EB : Tout au long du projet, nous avons eu des échanges pour réfléchir à l’ensemble des matières qui étaient abordées dans l’IDD. Le rayonnement a été beaucoup plus large que ce que nous avions imaginé, le travail sur les logiciels et sur les recherches documentaires sur le web par exemple mais pas que cela. Cela m’a aussi conduit à voir la sociologie autrement. Tout le travail de catégorisation des réponses au questionnaire, une habitude pour le sociologue… Je le vois maintenant également comme un travail lexical ayant trait au travail des élèves en classe de français. Le principal changement pour moi c’est le fait de partir d’un objectif collectif : faire des menus de cantine bon au goût et à la santé et ensuite de se dire : quels savoirs disciplinaires allons-nous mettre en jeu et là l’association APRES prend tout son sens : faire du lien, faire une médiation scientifique entre les disciplines.

CP : Pouvez-vous mesurer un certain impact de votre action ? Du point de vue des élèves, des familles ?

EB :Les séances sont très variées. La participation individuelle des élèves varie beaucoup selon l’intérêt qu’ils trouvent dans la séance, on voit se révéler des affinités et des tempéraments au fil des activités proposées. Je trouve cela très riche. De manière très égoïste, j’aime le placement libre car je vois le premier rang vide de la première séance se remplir ensuite et j’adore les forêts de mains levées. Aujourd’hui ma principale frustration tient au lien avec l’extérieur. Nous avons mis en place un blog pour donner à voir ce qui se faisait au sein de l’IDD, aussi bien pour les participants que pour d’autres visiteurs. Je voudrais surtout toucher les familles. Nous avons eu après la fin de la première session des réactions d’élèves disant qu’ils avaient modifié leur façon de manger à la maison. Je voudrais en savoir plus…. J’ai en tête le modèle de la classe inversée, je voudrais que certaines activités débordent le cadre de l’école, de la même manière que nous avons su déborder les champs de chaque discipline.

CP : Comment ce projet évolue au cours du temps ? Quelles suites comptez-vous lui donner ou quels prolongement dans votre activité ?

EB :Nous avons changé certaines choses entre la première et la seconde session : les séances ont été rallongées d’une demi-heure. Nous avons fait un nouveau carnet de bord avec moins de texte et plus de pictogrammes et d’émo-icones pour encourager les élèves à garder leur propre trace de cette expérience tout en sortant du cadre de la prise de notes.

Nous nous demandons aujourd’hui jusqu’au nous pouvons creuser sur trois aspects :

1/ L’implication des élèves dans la vie de l’établissement pourrait être approfondie si on pouvait leur donner la possibilité de plus s’investir sur la préparation des repas qu’ils ont conçus mais nous nous heurtons au règlement très strict d’hygiène de la restauration collective.

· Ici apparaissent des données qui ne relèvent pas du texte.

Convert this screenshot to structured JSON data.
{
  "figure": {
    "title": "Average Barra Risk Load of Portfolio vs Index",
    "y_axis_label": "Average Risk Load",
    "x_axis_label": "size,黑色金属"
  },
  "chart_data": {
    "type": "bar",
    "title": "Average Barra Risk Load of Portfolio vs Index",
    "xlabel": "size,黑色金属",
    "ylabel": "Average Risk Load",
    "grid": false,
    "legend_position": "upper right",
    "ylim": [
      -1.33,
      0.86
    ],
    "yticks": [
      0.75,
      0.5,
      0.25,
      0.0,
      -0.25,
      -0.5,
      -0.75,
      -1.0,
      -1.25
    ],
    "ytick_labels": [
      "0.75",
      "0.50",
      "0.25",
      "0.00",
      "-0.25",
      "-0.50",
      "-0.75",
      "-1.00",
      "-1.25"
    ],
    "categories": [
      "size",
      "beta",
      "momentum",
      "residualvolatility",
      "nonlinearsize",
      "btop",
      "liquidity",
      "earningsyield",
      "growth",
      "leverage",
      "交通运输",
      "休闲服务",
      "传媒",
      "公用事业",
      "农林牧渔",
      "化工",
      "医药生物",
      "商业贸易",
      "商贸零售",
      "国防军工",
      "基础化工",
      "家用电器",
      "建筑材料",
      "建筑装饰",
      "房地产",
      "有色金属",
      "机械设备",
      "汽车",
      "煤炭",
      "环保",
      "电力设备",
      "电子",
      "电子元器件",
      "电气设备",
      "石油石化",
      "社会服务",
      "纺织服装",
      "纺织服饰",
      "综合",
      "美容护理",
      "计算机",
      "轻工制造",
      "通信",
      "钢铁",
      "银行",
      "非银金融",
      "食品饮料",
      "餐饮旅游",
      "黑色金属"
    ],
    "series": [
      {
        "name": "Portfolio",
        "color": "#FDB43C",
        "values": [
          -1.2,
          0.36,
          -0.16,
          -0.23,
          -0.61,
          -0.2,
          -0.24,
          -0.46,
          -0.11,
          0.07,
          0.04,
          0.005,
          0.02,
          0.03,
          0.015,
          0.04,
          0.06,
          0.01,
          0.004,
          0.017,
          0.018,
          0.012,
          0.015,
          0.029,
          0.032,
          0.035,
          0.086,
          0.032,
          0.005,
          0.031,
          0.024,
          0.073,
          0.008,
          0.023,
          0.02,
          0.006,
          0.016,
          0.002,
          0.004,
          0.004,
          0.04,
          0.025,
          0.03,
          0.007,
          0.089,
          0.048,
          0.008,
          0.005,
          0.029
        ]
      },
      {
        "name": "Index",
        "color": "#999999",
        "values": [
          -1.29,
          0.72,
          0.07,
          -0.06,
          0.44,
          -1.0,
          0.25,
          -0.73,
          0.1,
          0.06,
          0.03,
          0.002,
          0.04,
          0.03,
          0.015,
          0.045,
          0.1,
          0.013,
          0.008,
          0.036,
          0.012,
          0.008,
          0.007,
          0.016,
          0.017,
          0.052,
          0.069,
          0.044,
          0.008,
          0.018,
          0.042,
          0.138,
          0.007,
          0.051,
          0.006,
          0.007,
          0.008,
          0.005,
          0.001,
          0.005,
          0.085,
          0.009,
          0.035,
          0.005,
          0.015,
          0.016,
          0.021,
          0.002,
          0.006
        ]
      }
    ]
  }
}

2/ Le lien entre santé et comportements alimentaires des élèves est une autre dimension à approfondir mais en trouvant les bonnes limites. Nous sommes parfois tenté d’écouter plus les conseils diététiques que les résultats des questionnaires qui plébiscitent Kebab, Hamburger et frites. Nous tâtonnons vers un juste milieu.

3/ Créer encore plus de transversalité en faisant vivre le projet au delà de l’IDD, les résultats du questionnaire peuvent servir à l’ensemble des enseignants en math à élaborer des exercices pour leurs élèves. Nous aimerions travailler ça avec eux.

CP : un petit mot de votre motivation à proposer ce projet au forum ?

EB : Avant tout c'est l'opportunité de solliciter des regards extérieurs sur le projet et j'espère de l'enrichir au fil des rencontres. Voir ce qui se fait ailleurs, parfois pas très loin. J'ai hâte de rencontrer les autres nantais. La plupart des "communautés " sont aujourd'hui de matérialisées et se construisent sur les réseaux sociaux. Le forum c'est aussi l'opportunité de partager des intérêts " en chair et en os ".